SigLIP is an efficient vision-language pre-training method that replaces CLIP's softmax-based contrastive loss with a simple sigmoid loss. This change eliminates the need for large batch sizes and global normalization, making training more memory-efficient while achieving comparable or better performance.
Key Innovation: Sigmoid loss treats each image-text pair as an independent binary classification problem, removing the dependence on batch statistics and enabling better scalability.
Why It Matters:
- More memory-efficient than CLIP (no need for large batches)
- Better performance with smaller batch sizes
- Simpler loss function (binary cross-entropy vs InfoNCE)
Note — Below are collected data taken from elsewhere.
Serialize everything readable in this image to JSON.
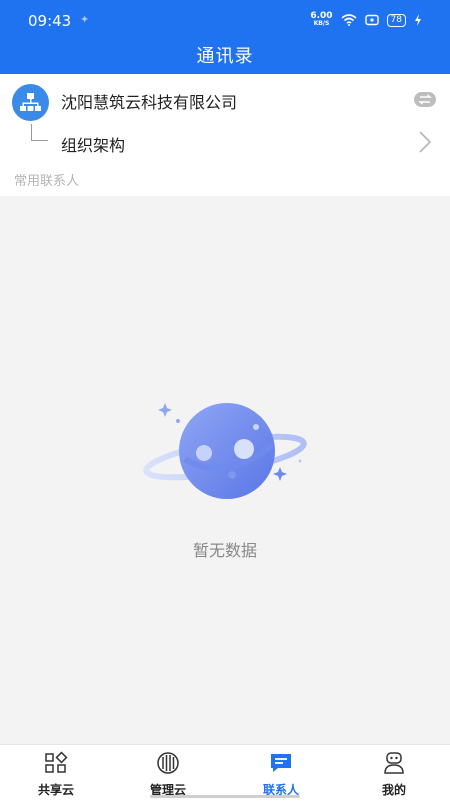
{
  "status_bar": {
    "time": "09:43",
    "net_speed_value": "6.00",
    "net_speed_unit": "KB/S",
    "battery": "78"
  },
  "header": {
    "title": "通讯录"
  },
  "company": {
    "name": "沈阳慧筑云科技有限公司"
  },
  "org": {
    "label": "组织架构"
  },
  "frequent_contacts": {
    "label": "常用联系人"
  },
  "empty_state": {
    "text": "暂无数据"
  },
  "tabbar": {
    "tabs": [
      {
        "label": "共享云",
        "icon": "shared-cloud-icon"
      },
      {
        "label": "管理云",
        "icon": "manage-cloud-icon"
      },
      {
        "label": "联系人",
        "icon": "contacts-icon",
        "active": true
      },
      {
        "label": "我的",
        "icon": "profile-icon"
      }
    ]
  },
  "colors": {
    "primary": "#1f73f1",
    "background": "#f3f3f3",
    "muted_text": "#888888"
  }
}
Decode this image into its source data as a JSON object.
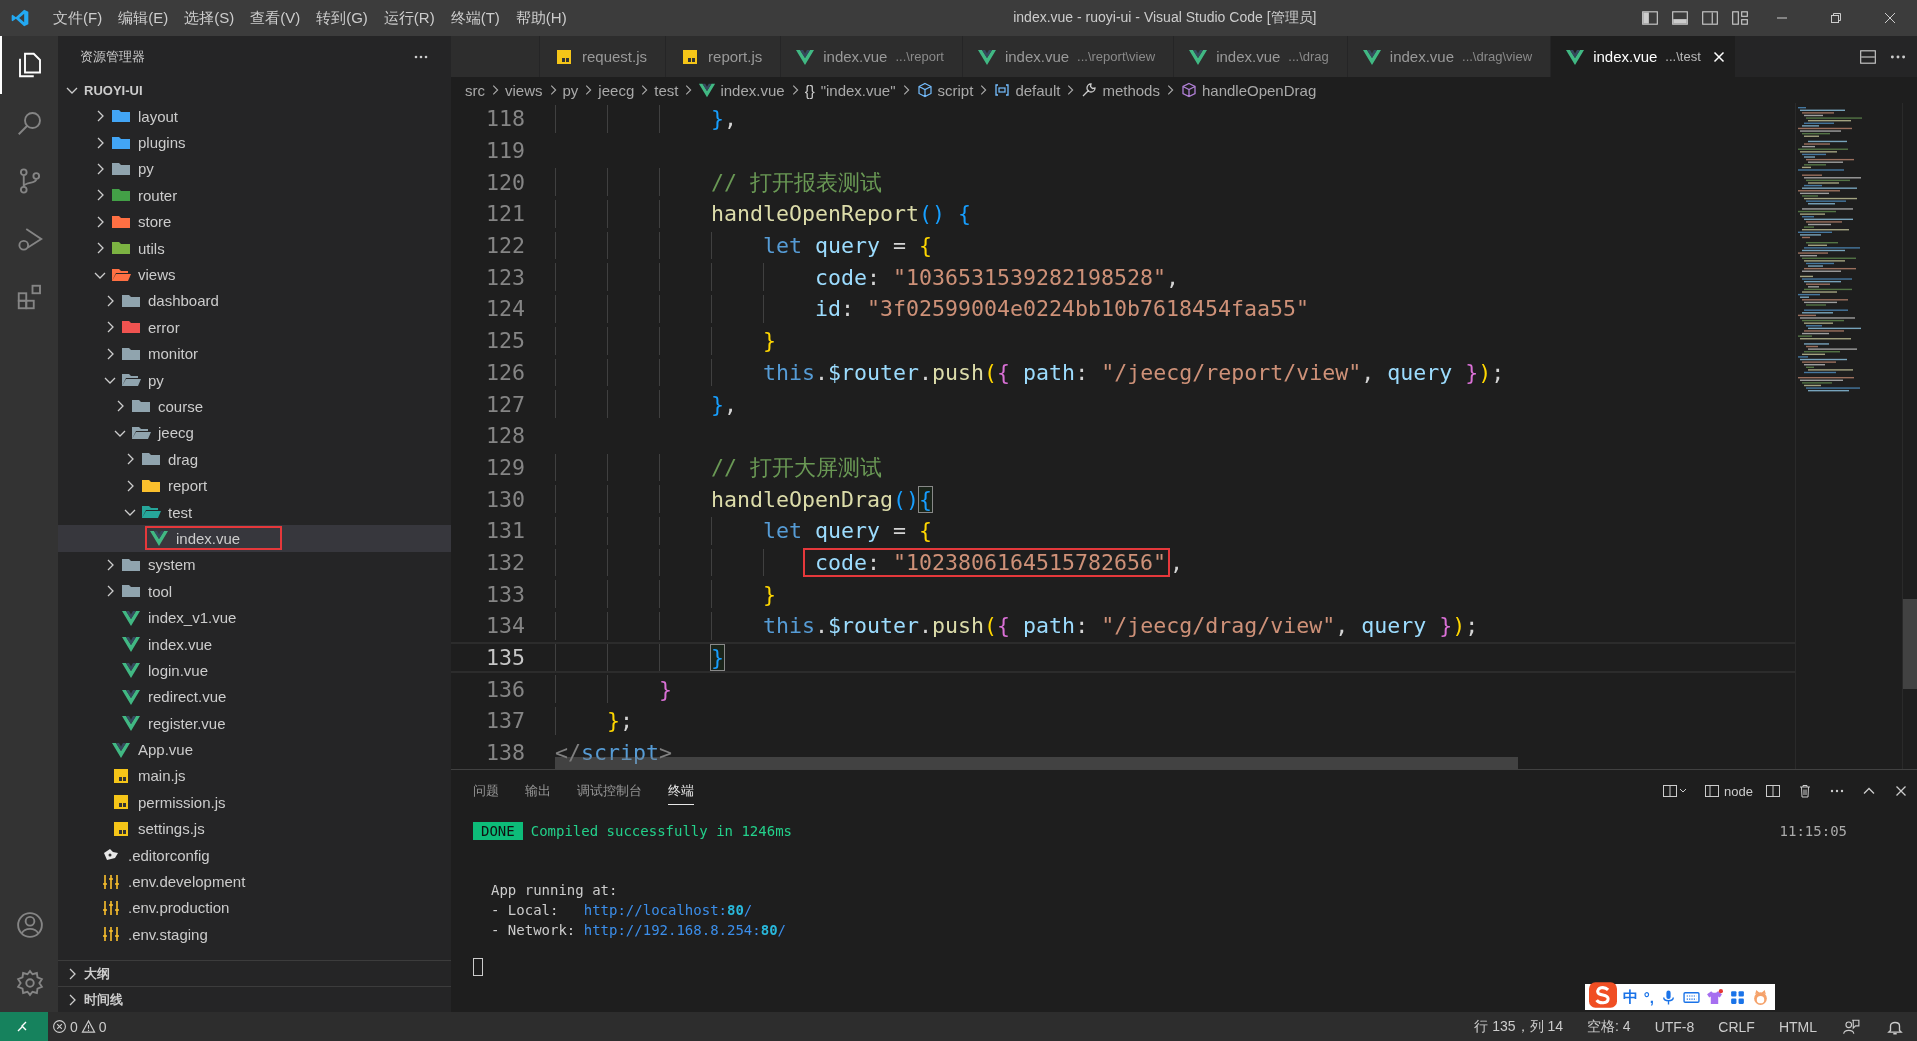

- Easier to implement and train
- Scales better to distributed settings
Learn joint embeddings of images and text such that matching pairs have high similarity and non-matching pairs have low similarity. Traditional CLIP uses softmax over the batch, requiring large batches (32K+) for good performance.
- Encode images and text into a shared embedding space
- Compute pairwise similarities (dot products)
- Treat each pair as binary classification: match (1) or no match (0)
- Use sigmoid loss instead of softmax contrastive loss
- Apply learnable temperature and bias parameters
Softmax normalization couples all examples in a batch through the partition function, requiring large batches to estimate the denominator well. Sigmoid loss treats each pair independently, removing this constraint and making training more stable with smaller batches.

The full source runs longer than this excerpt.